Fielding admits that the possibility of tactical SARs was something she could see, but she does not think it is a major threat: “I am sure it will undoubtedly be used against banks, and organizations with the power to really mess up someone’s life, but I’m hesitant to describe it as a Denial of Service as while the result is the same, it is a bunch of people asserting their rights in law.”

Taylor is in agreement, as he doesn’t think “it is going to be dramatically more than it currently is as costs go down”, but he does add that we could see more ‘click here and go’ for the SAR option.

Is there a solution to en masse SARs? Fielding thinks the answer lies in organizations having good enough data management tools in place to be able to give people access to their data for a request not to be an issue.

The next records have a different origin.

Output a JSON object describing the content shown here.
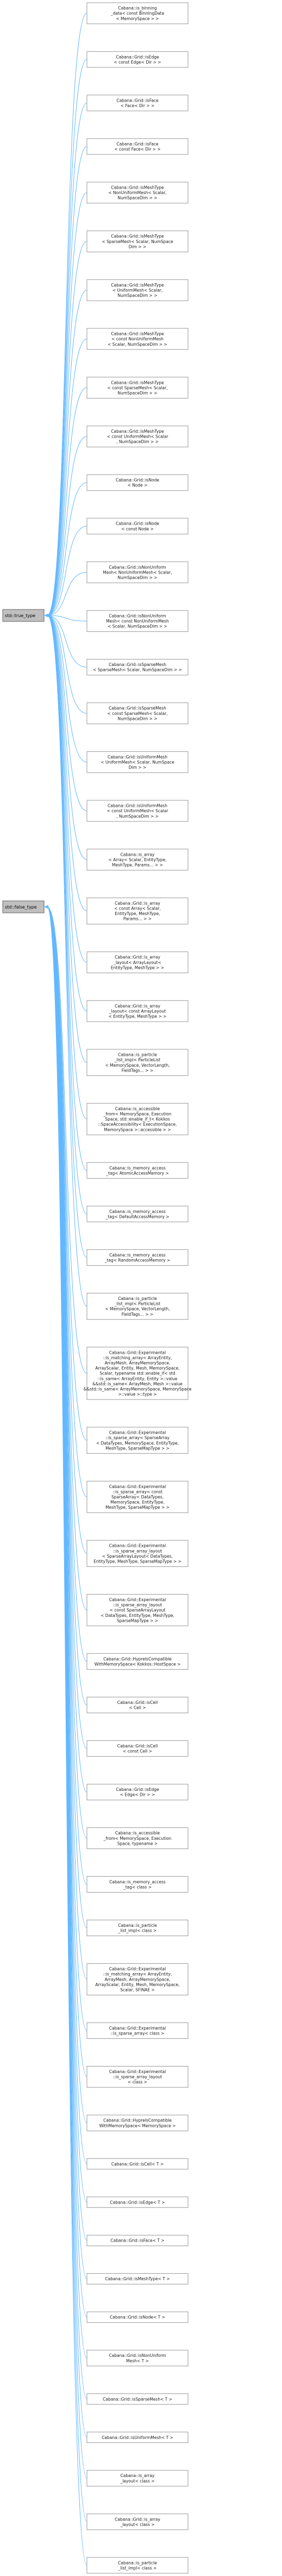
{
  "roots": [
    {
      "label": "std::true_type",
      "color": "#bfbfbf"
    },
    {
      "label": "std::false_type",
      "color": "#bfbfbf"
    }
  ],
  "edge_color": "#63b8ff",
  "nodes": [
    {
      "root": 0,
      "lines": [
        "Cabana::is_binning",
        "_data< const BinningData",
        "< MemorySpace > >"
      ]
    },
    {
      "root": 0,
      "lines": [
        "Cabana::Grid::isEdge",
        "< const Edge< Dir > >"
      ]
    },
    {
      "root": 0,
      "lines": [
        "Cabana::Grid::isFace",
        "< Face< Dir > >"
      ]
    },
    {
      "root": 0,
      "lines": [
        "Cabana::Grid::isFace",
        "< const Face< Dir > >"
      ]
    },
    {
      "root": 0,
      "lines": [
        "Cabana::Grid::isMeshType",
        "< NonUniformMesh< Scalar,",
        "NumSpaceDim > >"
      ]
    },
    {
      "root": 0,
      "lines": [
        "Cabana::Grid::isMeshType",
        "< SparseMesh< Scalar, NumSpace",
        "Dim > >"
      ]
    },
    {
      "root": 0,
      "lines": [
        "Cabana::Grid::isMeshType",
        "< UniformMesh< Scalar,",
        "NumSpaceDim > >"
      ]
    },
    {
      "root": 0,
      "lines": [
        "Cabana::Grid::isMeshType",
        "< const NonUniformMesh",
        "< Scalar, NumSpaceDim > >"
      ]
    },
    {
      "root": 0,
      "lines": [
        "Cabana::Grid::isMeshType",
        "< const SparseMesh< Scalar,",
        "NumSpaceDim > >"
      ]
    },
    {
      "root": 0,
      "lines": [
        "Cabana::Grid::isMeshType",
        "< const UniformMesh< Scalar",
        ", NumSpaceDim > >"
      ]
    },
    {
      "root": 0,
      "lines": [
        "Cabana::Grid::isNode",
        "< Node >"
      ]
    },
    {
      "root": 0,
      "lines": [
        "Cabana::Grid::isNode",
        "< const Node >"
      ]
    },
    {
      "root": 0,
      "lines": [
        "Cabana::Grid::isNonUniform",
        "Mesh< NonUniformMesh< Scalar,",
        "NumSpaceDim > >"
      ]
    },
    {
      "root": 0,
      "lines": [
        "Cabana::Grid::isNonUniform",
        "Mesh< const NonUniformMesh",
        "< Scalar, NumSpaceDim > >"
      ]
    },
    {
      "root": 0,
      "lines": [
        "Cabana::Grid::isSparseMesh",
        "< SparseMesh< Scalar, NumSpaceDim > >"
      ]
    },
    {
      "root": 0,
      "lines": [
        "Cabana::Grid::isSparseMesh",
        "< const SparseMesh< Scalar,",
        "NumSpaceDim > >"
      ]
    },
    {
      "root": 0,
      "lines": [
        "Cabana::Grid::isUniformMesh",
        "< UniformMesh< Scalar, NumSpace",
        "Dim > >"
      ]
    },
    {
      "root": 0,
      "lines": [
        "Cabana::Grid::isUniformMesh",
        "< const UniformMesh< Scalar",
        ", NumSpaceDim > >"
      ]
    },
    {
      "root": 0,
      "lines": [
        "Cabana::is_array",
        "< Array< Scalar, EntityType,",
        "MeshType, Params... > >"
      ]
    },
    {
      "root": 0,
      "lines": [
        "Cabana::Grid::is_array",
        "< const Array< Scalar,",
        "EntityType, MeshType,",
        "Params... > >"
      ]
    },
    {
      "root": 0,
      "lines": [
        "Cabana::Grid::is_array",
        "_layout< ArrayLayout<",
        "EntityType, MeshType > >"
      ]
    },
    {
      "root": 0,
      "lines": [
        "Cabana::Grid::is_array",
        "_layout< const ArrayLayout",
        "< EntityType, MeshType > >"
      ]
    },
    {
      "root": 0,
      "lines": [
        "Cabana::is_particle",
        "_list_impl< ParticleList",
        "< MemorySpace, VectorLength,",
        "FieldTags... > >"
      ]
    },
    {
      "root": 0,
      "lines": [
        "Cabana::is_accessible",
        "_from< MemorySpace, Execution",
        "Space, std::enable_if_t< Kokkos",
        "::SpaceAccessibility< ExecutionSpace,",
        "MemorySpace >::accessible > >"
      ]
    },
    {
      "root": 0,
      "lines": [
        "Cabana::is_memory_access",
        "_tag< AtomicAccessMemory >"
      ]
    },
    {
      "root": 0,
      "lines": [
        "Cabana::is_memory_access",
        "_tag< DefaultAccessMemory >"
      ]
    },
    {
      "root": 0,
      "lines": [
        "Cabana::is_memory_access",
        "_tag< RandomAccessMemory >"
      ]
    },
    {
      "root": 0,
      "lines": [
        "Cabana::is_particle",
        "_list_impl< ParticleList",
        "< MemorySpace, VectorLength,",
        "FieldTags... > >"
      ]
    },
    {
      "root": 1,
      "lines": [
        "Cabana::Grid::Experimental",
        "::is_matching_array< ArrayEntity,",
        "ArrayMesh, ArrayMemorySpace,",
        "ArrayScalar, Entity, Mesh, MemorySpace,",
        "Scalar, typename std::enable_if< std",
        "::is_same< ArrayEntity, Entity >::value",
        "&&std::is_same< ArrayMesh, Mesh >::value",
        "&&std::is_same< ArrayMemorySpace, MemorySpace",
        ">::value >::type >"
      ]
    },
    {
      "root": 1,
      "lines": [
        "Cabana::Grid::Experimental",
        "::is_sparse_array< SparseArray",
        "< DataTypes, MemorySpace, EntityType,",
        "MeshType, SparseMapType > >"
      ]
    },
    {
      "root": 1,
      "lines": [
        "Cabana::Grid::Experimental",
        "::is_sparse_array< const",
        "SparseArray< DataTypes,",
        "MemorySpace, EntityType,",
        "MeshType, SparseMapType > >"
      ]
    },
    {
      "root": 1,
      "lines": [
        "Cabana::Grid::Experimental",
        "::is_sparse_array_layout",
        "< SparseArrayLayout< DataTypes,",
        "EntityType, MeshType, SparseMapType > >"
      ]
    },
    {
      "root": 1,
      "lines": [
        "Cabana::Grid::Experimental",
        "::is_sparse_array_layout",
        "< const SparseArrayLayout",
        "< DataTypes, EntityType, MeshType,",
        "SparseMapType > >"
      ]
    },
    {
      "root": 1,
      "lines": [
        "Cabana::Grid::HypreIsCompatible",
        "WithMemorySpace< Kokkos::HostSpace >"
      ]
    },
    {
      "root": 1,
      "lines": [
        "Cabana::Grid::isCell",
        "< Cell >"
      ]
    },
    {
      "root": 1,
      "lines": [
        "Cabana::Grid::isCell",
        "< const Cell >"
      ]
    },
    {
      "root": 1,
      "lines": [
        "Cabana::Grid::isEdge",
        "< Edge< Dir > >"
      ]
    },
    {
      "root": 1,
      "lines": [
        "Cabana::is_accessible",
        "_from< MemorySpace, Execution",
        "Space, typename >"
      ]
    },
    {
      "root": 1,
      "lines": [
        "Cabana::is_memory_access",
        "_tag< class >"
      ]
    },
    {
      "root": 1,
      "lines": [
        "Cabana::is_particle",
        "_list_impl< class >"
      ]
    },
    {
      "root": 1,
      "lines": [
        "Cabana::Grid::Experimental",
        "::is_matching_array< ArrayEntity,",
        "ArrayMesh, ArrayMemorySpace,",
        "ArrayScalar, Entity, Mesh, MemorySpace,",
        "Scalar, SFINAE >"
      ]
    },
    {
      "root": 1,
      "lines": [
        "Cabana::Grid::Experimental",
        "::is_sparse_array< class >"
      ]
    },
    {
      "root": 1,
      "lines": [
        "Cabana::Grid::Experimental",
        "::is_sparse_array_layout",
        "< class >"
      ]
    },
    {
      "root": 1,
      "lines": [
        "Cabana::Grid::HypreIsCompatible",
        "WithMemorySpace< MemorySpace >"
      ]
    },
    {
      "root": 1,
      "lines": [
        "Cabana::Grid::isCell< T >"
      ]
    },
    {
      "root": 1,
      "lines": [
        "Cabana::Grid::isEdge< T >"
      ]
    },
    {
      "root": 1,
      "lines": [
        "Cabana::Grid::isFace< T >"
      ]
    },
    {
      "root": 1,
      "lines": [
        "Cabana::Grid::isMeshType< T >"
      ]
    },
    {
      "root": 1,
      "lines": [
        "Cabana::Grid::isNode< T >"
      ]
    },
    {
      "root": 1,
      "lines": [
        "Cabana::Grid::isNonUniform",
        "Mesh< T >"
      ]
    },
    {
      "root": 1,
      "lines": [
        "Cabana::Grid::isSparseMesh< T >"
      ]
    },
    {
      "root": 1,
      "lines": [
        "Cabana::Grid::isUniformMesh< T >"
      ]
    },
    {
      "root": 1,
      "lines": [
        "Cabana::is_array",
        "_layout< class >"
      ]
    },
    {
      "root": 1,
      "lines": [
        "Cabana::Grid::is_array",
        "_layout< class >"
      ]
    },
    {
      "root": 1,
      "lines": [
        "Cabana::is_particle",
        "_list_impl< class >"
      ]
    }
  ]
}
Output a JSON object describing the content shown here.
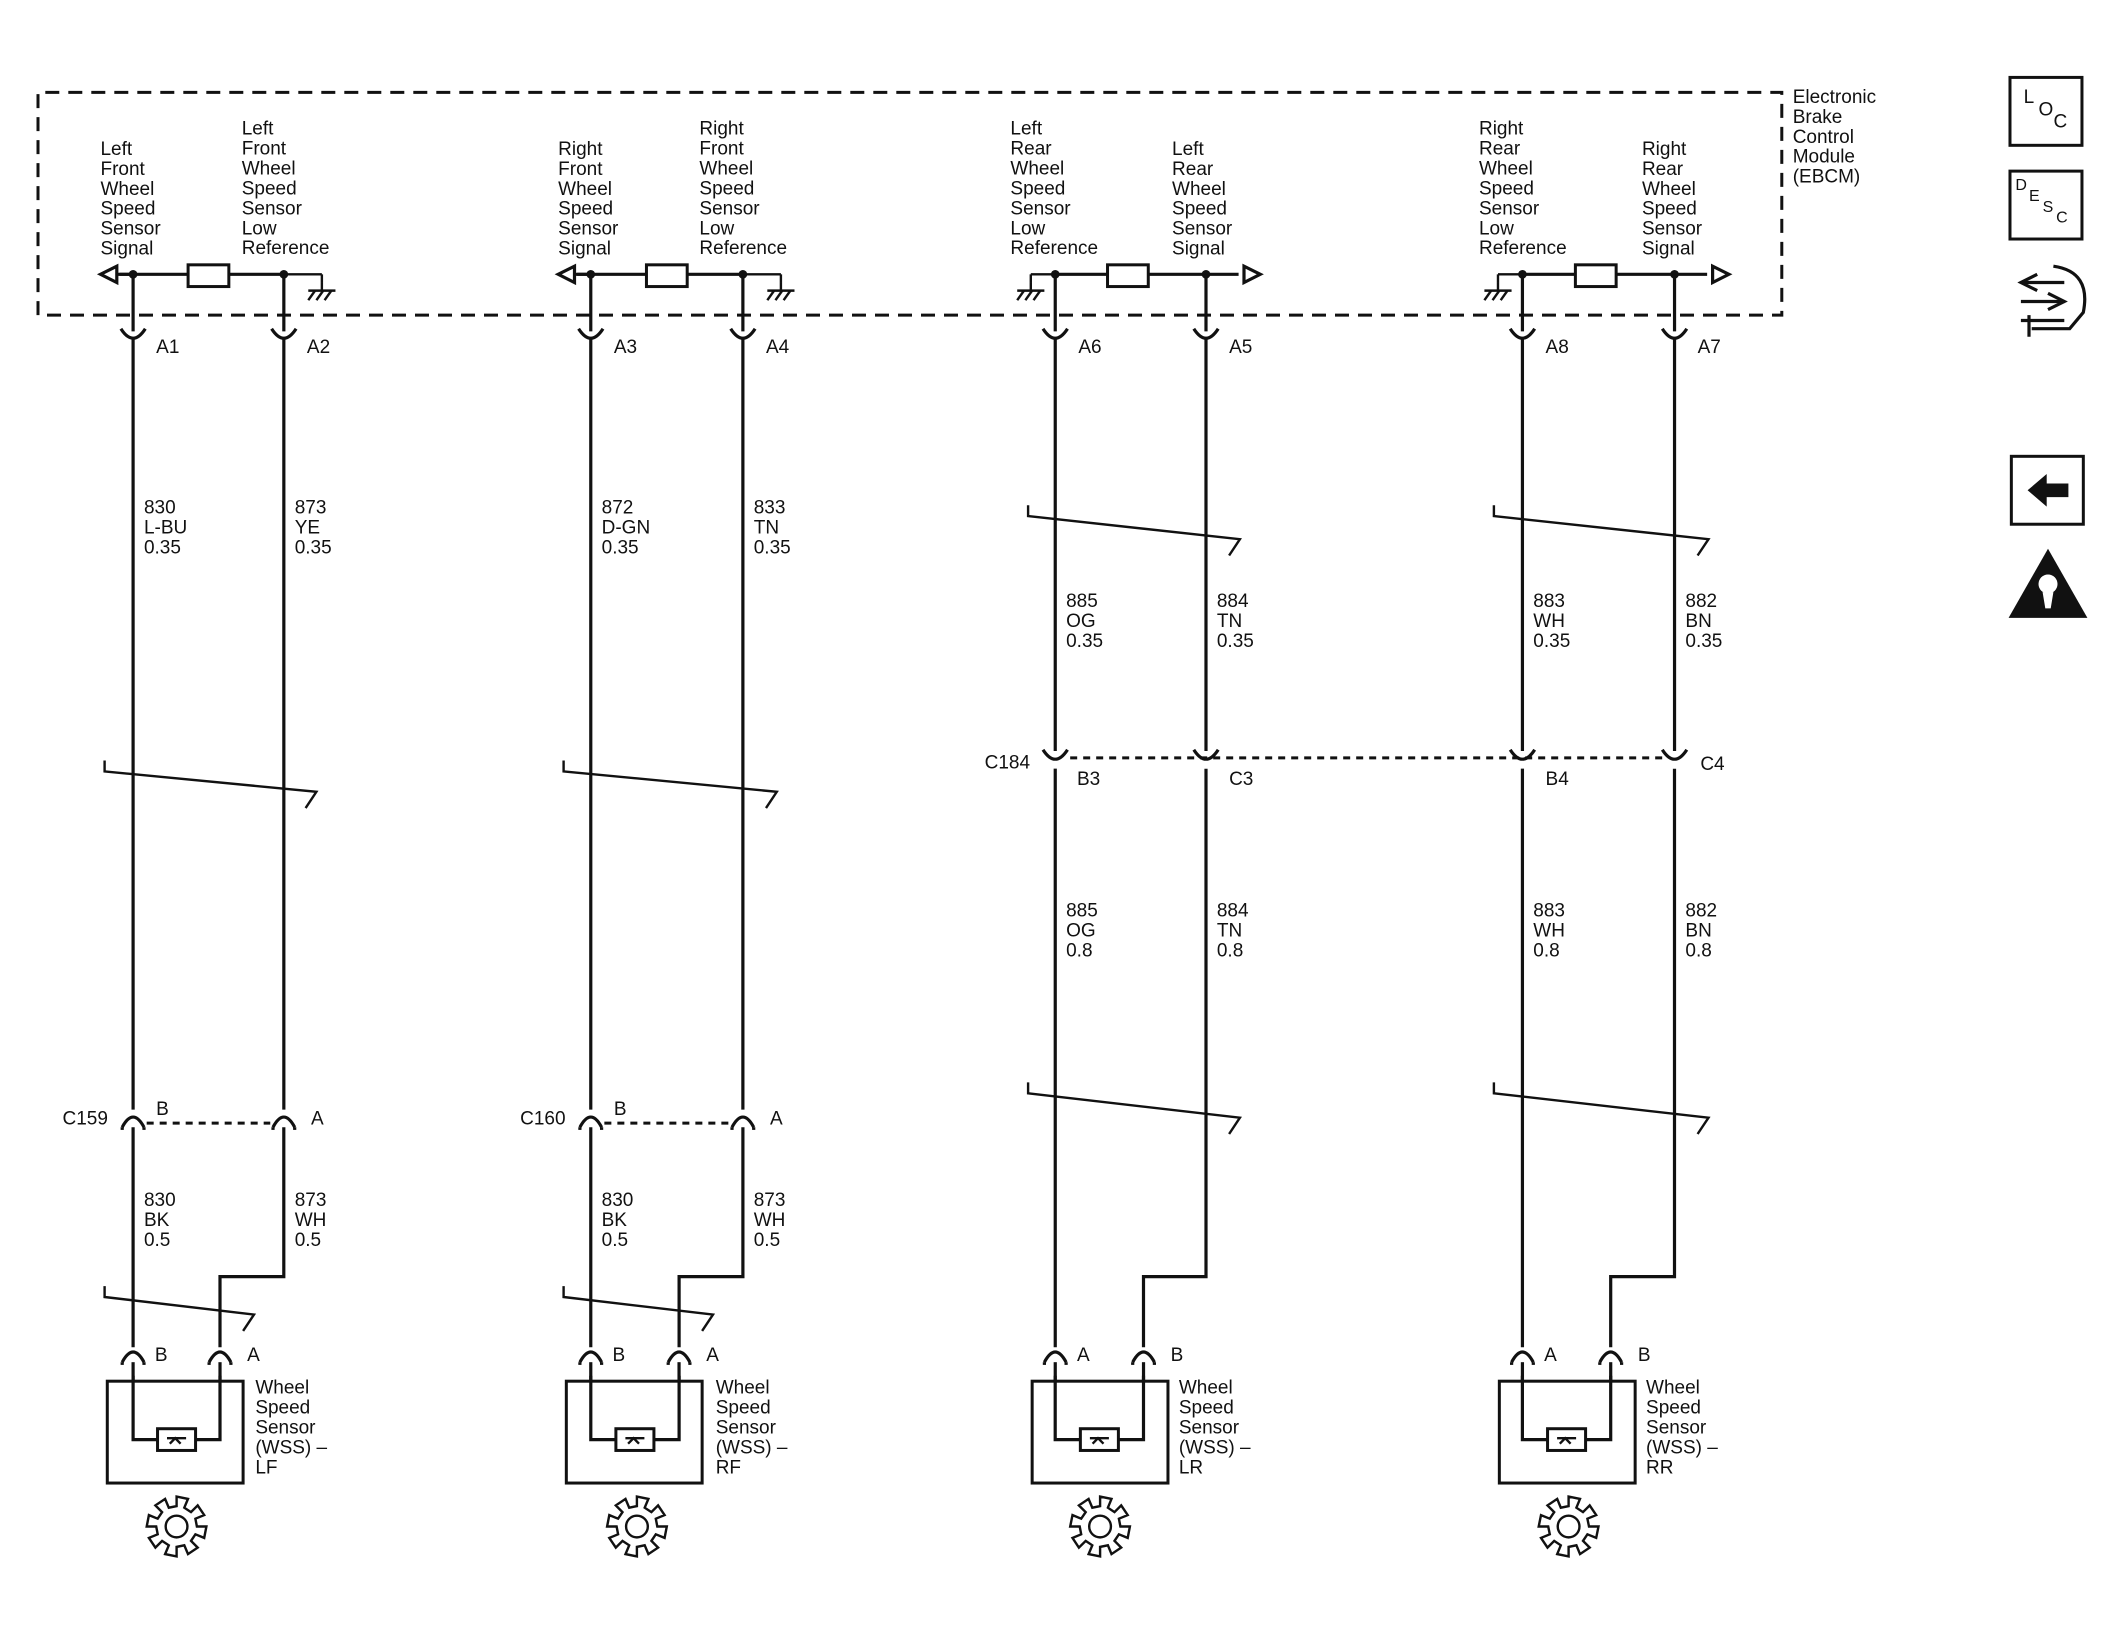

“The threat of the SAR Denial of Service may drive some ‘manage your own data portals’, but what SARs will do is reveal some of the cracks in data protection that have appeared over the last 20 years.”

Armstrong agrees, saying that most organizations have a few individuals who know their way around a system well enough to do SARs on a regular basis. Further, he recommends having a SARs policy so you can at least act when you have a problem.

“However, I’d say only 10% of the people we see are ready to deal with SARs, and many organizations will receive even more SARs than they have to date,” he warns. “From our point of view, I’d say that in 2017 the number of SARs were up five- or six-times that of 2016, but most would not be followed through. When that cost becomes zero, you could see up to 20 million SARs a year, and that is a big volume to handle when it takes 200 to 300 man hours to process.”

Caley also thinks that awareness of how companies should respond is lacking and unless they are prepared, there will need to be a rapid change in awareness and control when GDPR comes into force. He claims that if an organization suffers a data breach, then customers will be more aware of their rights and will raise SARs in the wake of it.”

There is a chance that groups of affected people could get organized and make tactical SARs a reality. However, organizations who receive a SAR are required to respond within a one-month period – although extensions can be applied for – which should give companies enough time to deal with any potential overload. 

Overall, the weight of anticipation around GDPR has been so great since its initial announcement in 2012 and confirmation in 2016 that this potential dark side has likely not even been considered by many. This does not mean it will not happen, but more that the fraudulent and malicious opportunities have not yet been realized.

It’s not a case of ‘if’ there will be ambulance chasing lawyers following the scent of data breaches for an easy cash win, it’s how much they make the public aware and get them riled up to take action – that’s where the dark side of GDPR could appear.

“We know from Max Schrems that one individual can have an impact on how a company operates.”